Red carpets, honor guards and gun salutes are for garden-variety visiting politicians and monarchs: for Recep Tayyip Erdogan, Cairo put on the kind of reception usually reserved for rock stars. Turkey's Prime Minister was greeted at the airport by thousands of cheering fans, many holding aloft posters of their hero. Fusillades of flashbulbs turned night into day. Journalists eager for a quote thrust microphones into Erdogan's face, but he was drowned out by the chanting throngs. "Erdogan! Erdogan! A real Muslim and not a coward," went one incantation. Another: "Turkey and Egypt are a single fist."
Totalitarian regimes routinely orchestrate massive, faux-spontaneous welcomes for visiting dignitaries, but the beleaguered interim administration in Cairo didn't need to rent a crowd for Erdogan: the Turkish leader is genuinely popular across the Arab world. He was ranked the most admired world leader in a 2010 poll of Arabs by the University of Maryland in conjunction with Zogby International. His stock has soared higher still since the Arab Spring. In countries where young people have risen against old tyrannies, many cite Erdogan as the kind of leader they would like to have instead.
A good politician knows how to milk his moment: the Cairo visit was the first leg of Erdogan's triumphant mid-September sweep through the newly liberated North African states. There were tumultuous welcomes, too, in Tunis and Tripoli. Then it was time for Erdogan to take a bow on the biggest stage. The trip culminated at the U.N. General Assembly in New York City, where President Obama, ignoring Erdogan's recent criticism of U.S. policy in the Middle East and his flaming diplomatic row with Israel, lauded him for showing "great leadership" in the region.

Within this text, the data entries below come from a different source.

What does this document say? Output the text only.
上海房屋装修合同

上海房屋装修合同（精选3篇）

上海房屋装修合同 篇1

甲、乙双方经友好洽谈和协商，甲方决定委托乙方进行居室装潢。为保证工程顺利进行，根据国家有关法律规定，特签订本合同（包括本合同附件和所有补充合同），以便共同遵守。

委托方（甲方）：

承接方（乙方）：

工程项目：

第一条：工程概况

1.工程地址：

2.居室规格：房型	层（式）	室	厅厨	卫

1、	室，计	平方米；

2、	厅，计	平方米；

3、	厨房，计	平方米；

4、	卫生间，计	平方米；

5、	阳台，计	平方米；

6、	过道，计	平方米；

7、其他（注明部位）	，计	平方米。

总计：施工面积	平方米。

It's not every day that a U.S. President and the Arab street are of one mind. But like the throngs chanting Erdogan's name (not all of them aware it is pronounced Erd-waan; the g is silent) in Egypt, Tunisia and Libya, Obama is hoping that the new governments emerging from the ashes of old dictatorships will look a lot like the one the Prime Minister has built over the past eight years. Erdogan has greatly enhanced Turkey's international reputation, has reined in its once omnipotent military, has pursued economic policies that have trebled per capita income and unleashed new entrepreneurship, and has for the most part maintained a pro-West stance.
He has, it is true, also displayed an occasional autocratic streak, running roughshod over political rivals, tossing enemies into jail and intimidating the media. Many political analysts, in Turkey and the West, suspect his desire to rewrite the constitution is designed to amass more executive power. But to his admirers, these failings pale against his successes. Democratic, economically ascendant and internationally admired: as political templates go, Turkey's is pretty irresistible to people shaking off decades of authoritarian, impoverishing rule and for Westerners worried about what those people might do next.
But perhaps its greatest virtue, in the eyes of many Middle Eastern beholders, is that the Turkish model was forged by an Islamist: Erdogan and his Justice and Development Party better known by its Turkish acronym, AKP have traditionally drawn support from the country's religious and conservative classes and are regarded with suspicion by secular absolutists. For Arab Islamists, Turkey's success is proof that they can modernize their countries without breaking away from their religious moorings. Erdogan's Western admirers see it the other way around: proof that political Islam needn't be an enemy of modernity. And if any evidence were needed that Erdogan's way leads to political success, the AKP won its third general election in June, by a landslide.
But can Erdogan's way lead Egypt, Tunisia and Libya to the political stability and economic strength Turkey now enjoys? Erdogan claims to be ambivalent whether Arab states seek to emulate his success. "If they want our help, we'll provide any assistance they need," he told TIME in an interview during his visit to New York. "We do not have a mentality of exporting our system." But he doesn't deny reaching out to the potential leaders of the Arab Spring states: "I intentionally wanted to talk to the presidential candidates, the new political parties there, and I had the opportunity to get together with lots of people in order to grasp the situation."